8. The method of claim 7, wherein the administering is by a route selected from the group consisting of oral, transdermal, transmucosal, intravesical, intrapulmonary, intraduodenal, intragastrical, intrathecal, subcutaneous, intramuscular, intradermal, intra-arterial, intravenous, intrabronchial, inhalation, and topical.

9. The method of claim 7, further comprising administering to the subject at least one additional therapeutic agent.

10. The method of claim 9, wherein the at least one additional therapeutic agent is administered to the subject sequentially or concurrently with the compound.

11. The method of claim 7, wherein the subject is human.

12. The method of claim 7, wherein the MC4 antagonist is a small-molecule, peptide, or antibody.

13. A method of treating, preventing, or ameliorating augmentation associated with prior treatment of RLS in a subject in need thereof, the method comprising:administering to the subject a therapeutically effective amount of an MC4 antagonist or a pharmaceutically acceptable salt thereof, which is optionally formulated as a pharmaceutical composition further comprising at least one pharmaceutically acceptable carrier or excipient;wherein the prior treatment is a previously administered dopamine agonist to the subject.

14. The method of claim 13, wherein the administering is by a route selected from the group consisting of oral, transdermal, transmucosal, intravesical, intrapulmonary, intraduodenal, intragastrical, intrathecal, subcutaneous, intramuscular, intradermal, intra-arterial, intravenous, intrabronchial, inhalation, and topical.

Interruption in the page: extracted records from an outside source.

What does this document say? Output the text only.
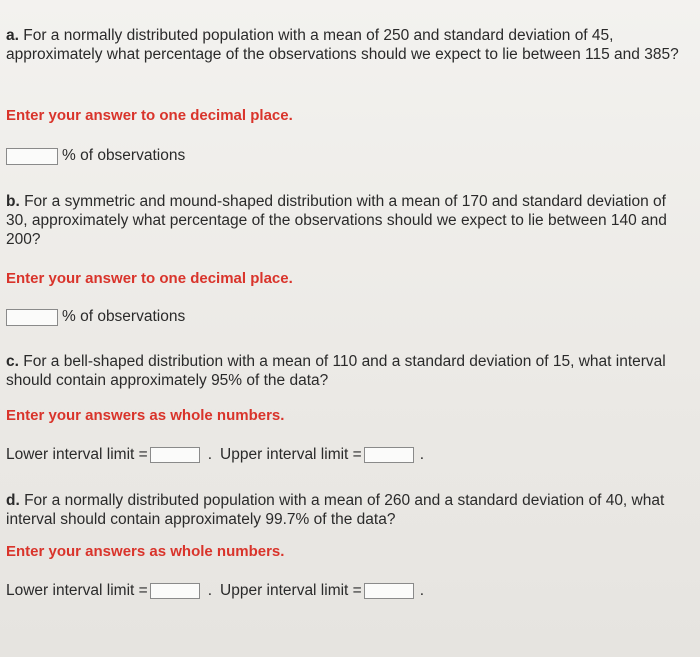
a. For a normally distributed population with a mean of 250 and standard deviation of 45, approximately what percentage of the observations should we expect to lie between 115 and 385?
Enter your answer to one decimal place.
% of observations
b. For a symmetric and mound-shaped distribution with a mean of 170 and standard deviation of 30, approximately what percentage of the observations should we expect to lie between 140 and 200?
Enter your answer to one decimal place.
% of observations
c. For a bell-shaped distribution with a mean of 110 and a standard deviation of 15, what interval should contain approximately 95% of the data?
Enter your answers as whole numbers.
Lower interval limit =	. Upper interval limit =	.
d. For a normally distributed population with a mean of 260 and a standard deviation of 40, what interval should contain approximately 99.7% of the data?
Enter your answers as whole numbers.
Lower interval limit =	. Upper interval limit =	.
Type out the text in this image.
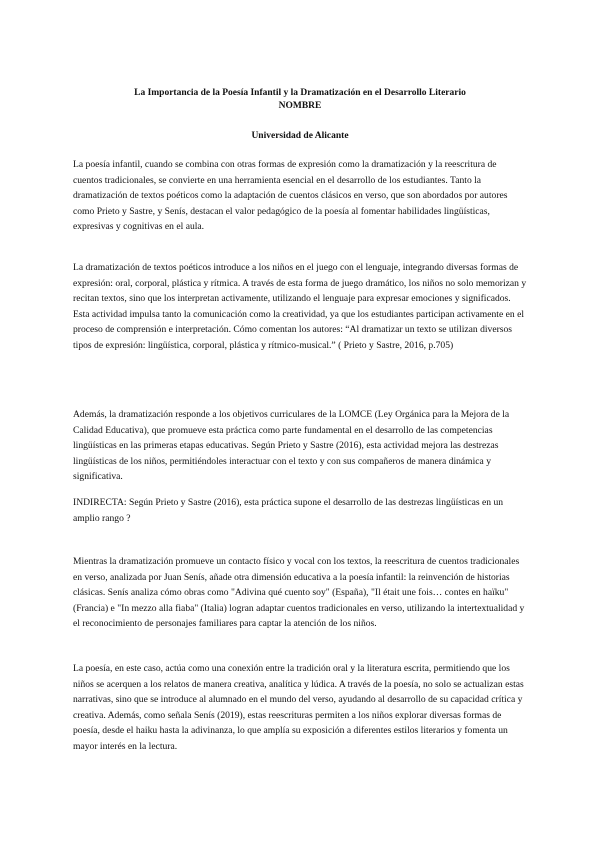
La Importancia de la Poesía Infantil y la Dramatización en el Desarrollo Literario
NOMBRE
Universidad de Alicante
La poesía infantil, cuando se combina con otras formas de expresión como la dramatización y la reescritura de cuentos tradicionales, se convierte en una herramienta esencial en el desarrollo de los estudiantes. Tanto la dramatización de textos poéticos como la adaptación de cuentos clásicos en verso, que son abordados por autores como Prieto y Sastre, y Senís, destacan el valor pedagógico de la poesía al fomentar habilidades lingüísticas, expresivas y cognitivas en el aula.
La dramatización de textos poéticos introduce a los niños en el juego con el lenguaje, integrando diversas formas de expresión: oral, corporal, plástica y rítmica. A través de esta forma de juego dramático, los niños no solo memorizan y recitan textos, sino que los interpretan activamente, utilizando el lenguaje para expresar emociones y significados. Esta actividad impulsa tanto la comunicación como la creatividad, ya que los estudiantes participan activamente en el proceso de comprensión e interpretación. Cómo comentan los autores: “Al dramatizar un texto se utilizan diversos tipos de expresión: lingüística, corporal, plástica y rítmico-musical.” ( Prieto y Sastre, 2016, p.705)
Además, la dramatización responde a los objetivos curriculares de la LOMCE (Ley Orgánica para la Mejora de la Calidad Educativa), que promueve esta práctica como parte fundamental en el desarrollo de las competencias lingüísticas en las primeras etapas educativas. Según Prieto y Sastre (2016), esta actividad mejora las destrezas lingüísticas de los niños, permitiéndoles interactuar con el texto y con sus compañeros de manera dinámica y significativa.
INDIRECTA: Según Prieto y Sastre (2016), esta práctica supone el desarrollo de las destrezas lingüísticas en un amplio rango ?
Mientras la dramatización promueve un contacto físico y vocal con los textos, la reescritura de cuentos tradicionales en verso, analizada por Juan Senís, añade otra dimensión educativa a la poesía infantil: la reinvención de historias clásicas. Senís analiza cómo obras como "Adivina qué cuento soy" (España), "Il était une fois… contes en haïku"(Francia) e "In mezzo alla fiaba" (Italia) logran adaptar cuentos tradicionales en verso, utilizando la intertextualidad y el reconocimiento de personajes familiares para captar la atención de los niños.
La poesía, en este caso, actúa como una conexión entre la tradición oral y la literatura escrita, permitiendo que los niños se acerquen a los relatos de manera creativa, analítica y lúdica. A través de la poesía, no solo se actualizan estas narrativas, sino que se introduce al alumnado en el mundo del verso, ayudando al desarrollo de su capacidad crítica y creativa. Además, como señala Senís (2019), estas reescrituras permiten a los niños explorar diversas formas de poesía, desde el haiku hasta la adivinanza, lo que amplía su exposición a diferentes estilos literarios y fomenta un mayor interés en la lectura.
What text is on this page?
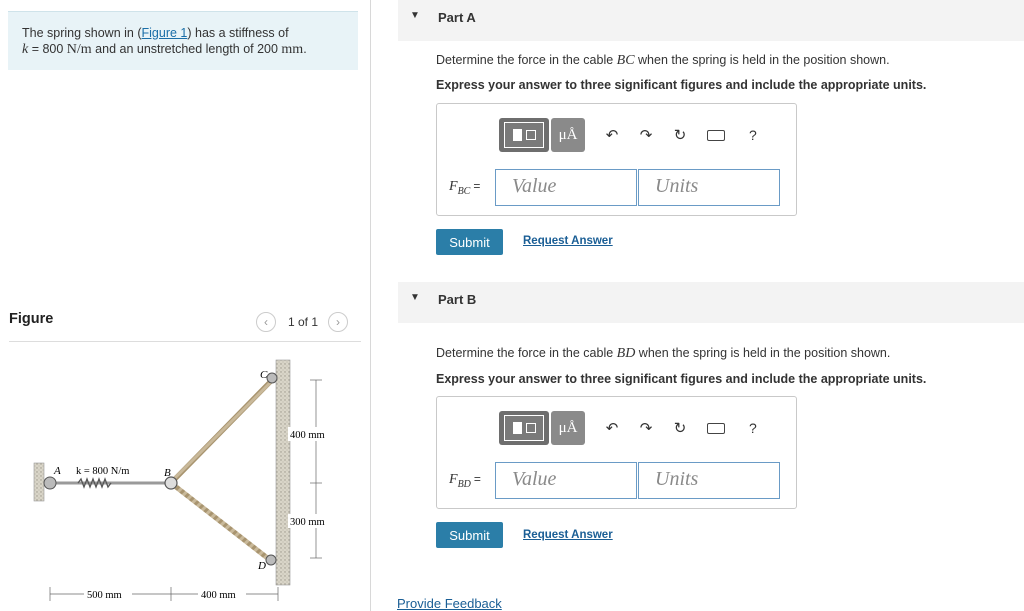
The spring shown in (Figure 1) has a stiffness of
k = 800 N/m and an unstretched length of 200 mm.
Figure	‹	1 of 1	›
C
A k = 800 N/m	B
D
400 mm
300 mm
500 mm	400 mm
▼ Part A
Determine the force in the cable BC when the spring is held in the position shown.
Express your answer to three significant figures and include the appropriate units.
μÅ	↶ ↷ ↻	?
$F_{BC}$ =	Value	Units
Submit	Request Answer
▼ Part B
Determine the force in the cable BD when the spring is held in the position shown.
Express your answer to three significant figures and include the appropriate units.
μÅ	↶ ↷ ↻	?
$F_{BD}$ =	Value	Units
Submit	Request Answer
Provide Feedback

15. The method of claim 13, further comprising administering to the subject at least one additional therapeutic agent.

16. The method of claim 15, wherein the at least one additional therapeutic agent is administered to the subject sequentially or concurrently with the compound.

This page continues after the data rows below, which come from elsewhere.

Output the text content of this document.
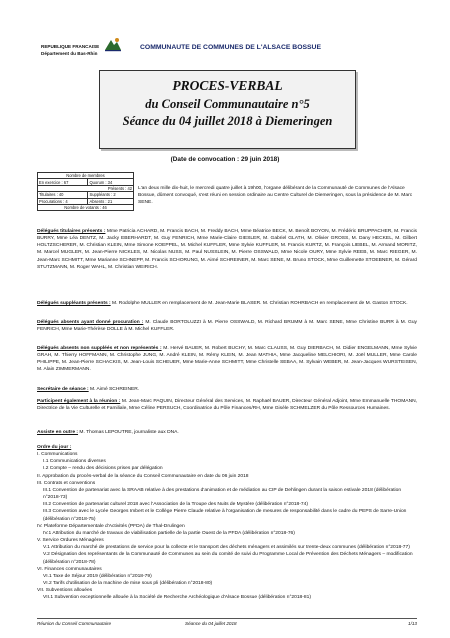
REPUBLIQUE FRANCAISE
Département du Bas-Rhin
COMMUNAUTE DE COMMUNES DE L'ALSACE BOSSUE
PROCES-VERBAL
du Conseil Communautaire n°5
Séance du 04 juillet 2018 à Diemeringen
(Date de convocation : 29 juin 2018)
Nombre de membres	
En exercice : 67	Quorum : 34
Présents : 42	
Titulaires : 40	Suppléants : 2
Procurations : 4	Absents : 21
Nombre de votants : 46	
L'an deux mille dix-huit, le mercredi quatre juillet à 19h00, l'organe délibérant de la Communauté de Communes de l'Alsace Bossue, dûment convoqué, s'est réuni en session ordinaire au Centre Culturel de Diemeringen, sous la présidence de M. Marc SENE.
Délégués titulaires présents : Mme Patricia ACHARD, M. Francis BACH, M. Freddy BACH, Mme Béatrice BECK, M. Benoît BOYON, M. Frédéric BRUPPACHER, M. Francis BURRY, Mme Léa DENTZ, M. Jacky EBERHARDT, M. Guy FENRICH, Mme Marie-Claire GIESLER, M. Gabriel GLATH, M. Olivier GROSS, M. Dany HECKEL, M. Gilbert HOLTZSCHERER, M. Christian KLEIN, Mme Simone KOEPPEL, M. Michel KUFFLER, Mme Sylvie KUFFLER, M. Francis KURTZ, M. François LIEBEL, M. Armand MORITZ, M. Marcel MUGLER, M. Jean-Pierre NICKLES, M. Nicolas NUSS, M. Paul NUSSLEIN, M. Pierre OSSWALD, Mme Nicole OURY, Mme Sylvie REEB, M. Marc RIEGER, M. Jean-Marc SCHMITT, Mme Marianne SCHNEPP, M. Francis SCHORUNG, M. Aimé SCHREINER, M. Marc SENE, M. Bruno STOCK, Mme Guillemette STOEBNER, M. Gérard STUTZMANN, M. Roger WAHL, M. Christian WEIRICH.
Délégués suppléants présents : M. Rodolphe MULLER en remplacement de M. Jean-Marie BLASER. M. Christian ROHRBACH en remplacement de M. Gaston STOCK.
Délégués absents ayant donné procuration : M. Claude BORTOLUZZI à M. Pierre OSSWALD, M. Richard BRUMM à M. Marc SENE, Mme Christine BURR à M. Guy FENRICH, Mme Marie-Thérèse DOLLE à M. Michel KUFFLER.
Délégués absents non suppléés et non représentés : M. Hervé BAUER, M. Robert BUCHY, M. Marc CLAUSS, M. Guy DIERBACH, M. Didier ENGELMANN, Mme Sylvie GRAH, M. Thierry HOFFMANN, M. Christophe JUNG, M. André KLEIN, M. Rémy KLEIN, M. Jean MATHIA, Mme Jacqueline MELCHIORI, M. Joël MULLER, Mme Carole PHILIPPE, M. Jean-Pierre SCHACKIS, M. Jean-Louis SCHEUER, Mme Marie-Anne SCHMITT, Mme Christelle SEBAA, M. Sylvain WEBER, M. Jean-Jacques WURSTEISEN, M. Alain ZIMMERMANN.
Secrétaire de séance : M. Aimé SCHREINER.
Participent également à la réunion : M. Jean-Marc PAQUIN, Directeur Général des Services, M. Raphaël BAUER, Directeur Général Adjoint, Mme Emmanuelle THOMANN, Directrice de la Vie Culturelle et Familiale, Mme Céline PERSUCH, Coordinatrice du Pôle Finances/RH, Mme Gisèle SCHMELZER du Pôle Ressources Humaines.
Assiste en outre : M. Thomas LEPOUTRE, journaliste aux DNA.
Ordre du jour :
I. Communications
I.1 Communications diverses
I.2 Compte – rendu des décisions prises par délégation
II. Approbation du procès-verbal de la séance du Conseil Communautaire en date du 06 juin 2018
III. Contrats et conventions
III.1 Convention de partenariat avec la SRAAB relative à des prestations d'animation et de médiation au CIP de Dehlingen durant la saison estivale 2018 (délibération n°2018-73)
III.2 Convention de partenariat culturel 2018 avec l'Association de la Troupe des Nuits de Mystère (délibération n°2018-74)
III.3 Convention avec le Lycée Georges Imbert et le Collège Pierre Claude relative à l'organisation de mesures de responsabilité dans le cadre du PEPS de Sarre-Union (délibération n°2018-75)
IV. Plateforme Départementale d'Activités (PFDA) de Thal-Drulingen
IV.1 Attribution du marché de travaux de viabilisation partielle de la partie Ouest de la PFDA (délibération n°2018-76)
V. Service Ordures Ménagères
V.1 Attribution du marché de prestations de service pour la collecte et le transport des déchets ménagers et assimilés sur trente-deux communes (délibération n°2018-77)
V.2 Désignation des représentants de la Communauté de Communes au sein du comité de suivi du Programme Local de Prévention des Déchets Ménagers – modification (délibération n°2018-78)
VI. Finances communautaires
VI.1 Taxe de Séjour 2019 (délibération n°2018-79)
VI.2 Tarifs d'utilisation de la machine de mise sous pli (délibération n°2018-80)
VII. Subventions allouées
VII.1 Subvention exceptionnelle allouée à la Société de Recherche Archéologique d'Alsace Bossue (délibération n°2018-81)
Réunion du Conseil Communautaire	Séance du 04 juillet 2018	1/13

17. The method of claim 13, wherein the subject is human.

18. The method of claim 13, wherein the MC4 antagonist is a small-molecule, peptide, or antibody.

19. The method of claim 1, which further comprises identifying a subject with a (α-MSH+β-MSH):β-endorphin ratio of at least about 5 prior to administering the MC4 antagonist to the subject.

20. The method of claim 1, which further comprises identifying a subject with a β-MSH:β-endorphin ratio of at least about 3 prior to administering the MC4 antagonist to the subject.